I had the opportunity to meet almost all of the key researchers involved in the MiniCPM projects. Most of them are concurrently researchers at Tsinghua NLP Lab and Modelbest. The exception is the CEO of Modelbest, who has a mathematics degree from Peking University-makes the team formation a bit more ‘diversified’ 😉
What distinguishes MiniCPM's research?
Here is the mission of MiniCPM team - to unveil the potential of Small Language Models (SLM).
They never voice it loudly, but updates to different model sizes are clearly competing with larger models in terms of efficiency and overall performance. Meanwhile, both the MiniCPM-Llama3-V 2.5, an 8B parameter model, and the MiniCPM-V2.0, a 2.8B parameter model, clearly demonstrate their ambition to challenge Mistral for a worldwide SLM laurel.
SLM breakouts now take place in both Paris and Beijing, apart from San Francisco. This geographical diversification presents numerous possibilities, challenging the idea that larger models are always superior. It almost seems too good to be true.
Generally, MiniCPM is composed of small language models. It exhibits scalability in terms of both model and data size, and its performance is comparable to that of larger models.
Their approach makes model training an experimental science. They use a method called Model Sandbox for experiments on models with fixed parameters to find optimal performance and universal training principles for larger models. This isn't just about scaling with more GPUs. The result includes innovative tools like an improved WSD scheduler, new tokenizers, and a paper detailing the strategies used in MiniCPM to outperform larger models. (https://arxiv.org/pdf/2404.06395)

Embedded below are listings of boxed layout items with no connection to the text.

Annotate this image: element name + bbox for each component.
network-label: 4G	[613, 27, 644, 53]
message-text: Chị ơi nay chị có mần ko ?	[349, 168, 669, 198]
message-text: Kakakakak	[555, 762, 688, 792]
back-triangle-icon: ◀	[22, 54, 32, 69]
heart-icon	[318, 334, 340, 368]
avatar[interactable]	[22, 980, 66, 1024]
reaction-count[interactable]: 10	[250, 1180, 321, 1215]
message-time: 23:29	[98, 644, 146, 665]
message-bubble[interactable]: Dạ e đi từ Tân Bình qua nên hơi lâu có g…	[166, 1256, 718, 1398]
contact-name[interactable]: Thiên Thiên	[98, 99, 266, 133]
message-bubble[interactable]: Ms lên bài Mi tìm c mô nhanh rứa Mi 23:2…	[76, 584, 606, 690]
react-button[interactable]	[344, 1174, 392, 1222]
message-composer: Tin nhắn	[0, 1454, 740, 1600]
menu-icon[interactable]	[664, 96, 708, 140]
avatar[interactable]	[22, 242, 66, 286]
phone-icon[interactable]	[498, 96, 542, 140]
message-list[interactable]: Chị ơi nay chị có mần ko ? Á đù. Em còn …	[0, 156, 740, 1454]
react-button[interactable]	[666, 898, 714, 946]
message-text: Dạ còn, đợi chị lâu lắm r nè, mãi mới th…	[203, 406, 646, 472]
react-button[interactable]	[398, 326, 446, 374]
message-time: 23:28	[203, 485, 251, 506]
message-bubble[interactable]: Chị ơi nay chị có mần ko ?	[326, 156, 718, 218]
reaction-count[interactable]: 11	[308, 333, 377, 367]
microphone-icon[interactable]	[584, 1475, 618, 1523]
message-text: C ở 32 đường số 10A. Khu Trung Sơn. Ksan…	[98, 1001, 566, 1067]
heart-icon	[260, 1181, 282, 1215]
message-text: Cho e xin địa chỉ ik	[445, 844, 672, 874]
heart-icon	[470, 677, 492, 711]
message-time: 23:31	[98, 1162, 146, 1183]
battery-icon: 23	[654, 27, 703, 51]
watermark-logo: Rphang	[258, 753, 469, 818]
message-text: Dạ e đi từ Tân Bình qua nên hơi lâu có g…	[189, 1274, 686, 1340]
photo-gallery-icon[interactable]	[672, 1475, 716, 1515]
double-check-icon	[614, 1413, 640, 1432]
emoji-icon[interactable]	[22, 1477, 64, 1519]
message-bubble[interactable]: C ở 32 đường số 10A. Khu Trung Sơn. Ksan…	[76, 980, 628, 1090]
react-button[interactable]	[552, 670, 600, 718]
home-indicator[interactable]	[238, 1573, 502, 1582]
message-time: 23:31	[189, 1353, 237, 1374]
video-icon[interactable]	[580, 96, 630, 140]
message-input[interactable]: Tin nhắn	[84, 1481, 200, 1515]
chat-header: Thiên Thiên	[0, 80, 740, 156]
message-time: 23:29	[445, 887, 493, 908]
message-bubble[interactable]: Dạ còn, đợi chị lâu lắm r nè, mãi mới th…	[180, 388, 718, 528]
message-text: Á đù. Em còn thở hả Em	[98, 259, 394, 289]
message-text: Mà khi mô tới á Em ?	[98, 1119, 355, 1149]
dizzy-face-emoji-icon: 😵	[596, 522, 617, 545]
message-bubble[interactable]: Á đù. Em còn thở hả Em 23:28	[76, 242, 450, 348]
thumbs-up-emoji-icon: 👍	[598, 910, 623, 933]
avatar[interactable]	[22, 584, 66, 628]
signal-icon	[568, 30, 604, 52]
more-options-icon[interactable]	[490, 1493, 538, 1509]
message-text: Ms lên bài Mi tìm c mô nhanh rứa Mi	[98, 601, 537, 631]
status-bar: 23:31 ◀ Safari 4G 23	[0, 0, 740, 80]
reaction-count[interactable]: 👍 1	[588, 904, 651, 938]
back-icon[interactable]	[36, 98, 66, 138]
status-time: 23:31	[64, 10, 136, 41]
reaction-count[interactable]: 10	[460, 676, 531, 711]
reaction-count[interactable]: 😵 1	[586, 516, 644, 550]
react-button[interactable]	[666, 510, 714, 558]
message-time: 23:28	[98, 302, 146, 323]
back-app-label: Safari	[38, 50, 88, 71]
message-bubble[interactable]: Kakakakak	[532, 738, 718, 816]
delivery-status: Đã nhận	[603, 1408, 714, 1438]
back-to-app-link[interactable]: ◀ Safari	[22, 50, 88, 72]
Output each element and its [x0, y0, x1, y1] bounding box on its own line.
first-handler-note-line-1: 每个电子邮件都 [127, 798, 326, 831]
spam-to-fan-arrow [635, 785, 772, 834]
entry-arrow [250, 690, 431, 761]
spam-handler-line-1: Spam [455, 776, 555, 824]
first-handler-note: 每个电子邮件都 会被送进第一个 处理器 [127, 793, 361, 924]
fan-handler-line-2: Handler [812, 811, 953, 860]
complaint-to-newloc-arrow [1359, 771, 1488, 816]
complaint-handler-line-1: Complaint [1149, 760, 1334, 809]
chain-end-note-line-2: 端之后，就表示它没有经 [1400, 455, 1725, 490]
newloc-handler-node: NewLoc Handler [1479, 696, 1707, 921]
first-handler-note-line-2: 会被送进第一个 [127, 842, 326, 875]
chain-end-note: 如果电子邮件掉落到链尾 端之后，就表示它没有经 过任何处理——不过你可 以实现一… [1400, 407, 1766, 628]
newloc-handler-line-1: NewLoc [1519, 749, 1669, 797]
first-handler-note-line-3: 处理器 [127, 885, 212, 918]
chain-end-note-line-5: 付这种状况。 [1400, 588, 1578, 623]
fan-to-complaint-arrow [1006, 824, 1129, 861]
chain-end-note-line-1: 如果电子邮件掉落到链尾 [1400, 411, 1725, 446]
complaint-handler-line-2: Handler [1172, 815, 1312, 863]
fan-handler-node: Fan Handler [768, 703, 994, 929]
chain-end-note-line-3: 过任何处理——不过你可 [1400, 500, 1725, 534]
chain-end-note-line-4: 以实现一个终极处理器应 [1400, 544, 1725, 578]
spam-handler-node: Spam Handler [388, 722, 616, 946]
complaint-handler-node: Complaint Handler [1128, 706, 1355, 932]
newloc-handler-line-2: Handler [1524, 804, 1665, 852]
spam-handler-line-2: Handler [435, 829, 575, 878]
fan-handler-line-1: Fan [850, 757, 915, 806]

What is the performance of their models like?
Here are the details of their models:
MiniCPM-Llama3-V 2.5: This 8B parameter model surpasses models like GPT-4V-1106, Gemini Pro, and Claude 3. It supports 30+ languages and is optimized for end-side devices.
MiniCPM-V 2.0: Designed for efficient deployment, this model outperforms larger ones like Qwen-VL-Chat 9.6B on the OpenCompass benchmark and matches GPT-4V in accuracy.
MiniCPM-DPO, MiniCPM-MoE, and MiniCPM-128K: These variants highlight the versatility and potential of SLMs in various domains.
And most importantly, MiniCPM provides its own solution for achieving the so called ‘scaling law’ without maximizing the size of models.
So, MiniCPM's take on the scaling law is pretty cool. It shows that even the little guys can keep up with the big ones if they're trained well. This could mean we're moving away from those big, bulky models, and towards smaller ones that can still get the job done, but with less resources. Sounds like a win-win to us.
Why their SLMs matter?
No doubt about it, these tools are all set to rock the AI world. They're custom-built for specific tasks and domains, and they don't make your computer work up a sweat. So, if you're thinking that we're heading towards a world with billions of AI-powered devices (and who isn't, right?), these smaller language models are about to make a big splash.
In the end, I've gotta give a shoutout to those three young develoopers from Stanford. They've managed to make the achievements of the MiniCPM team on SLM more noticeable. There's probably a whole bunch of hidden gems in the open-source models and tools that need to be unearthed, even if they're 'borrowed' without getting the credit they deserve.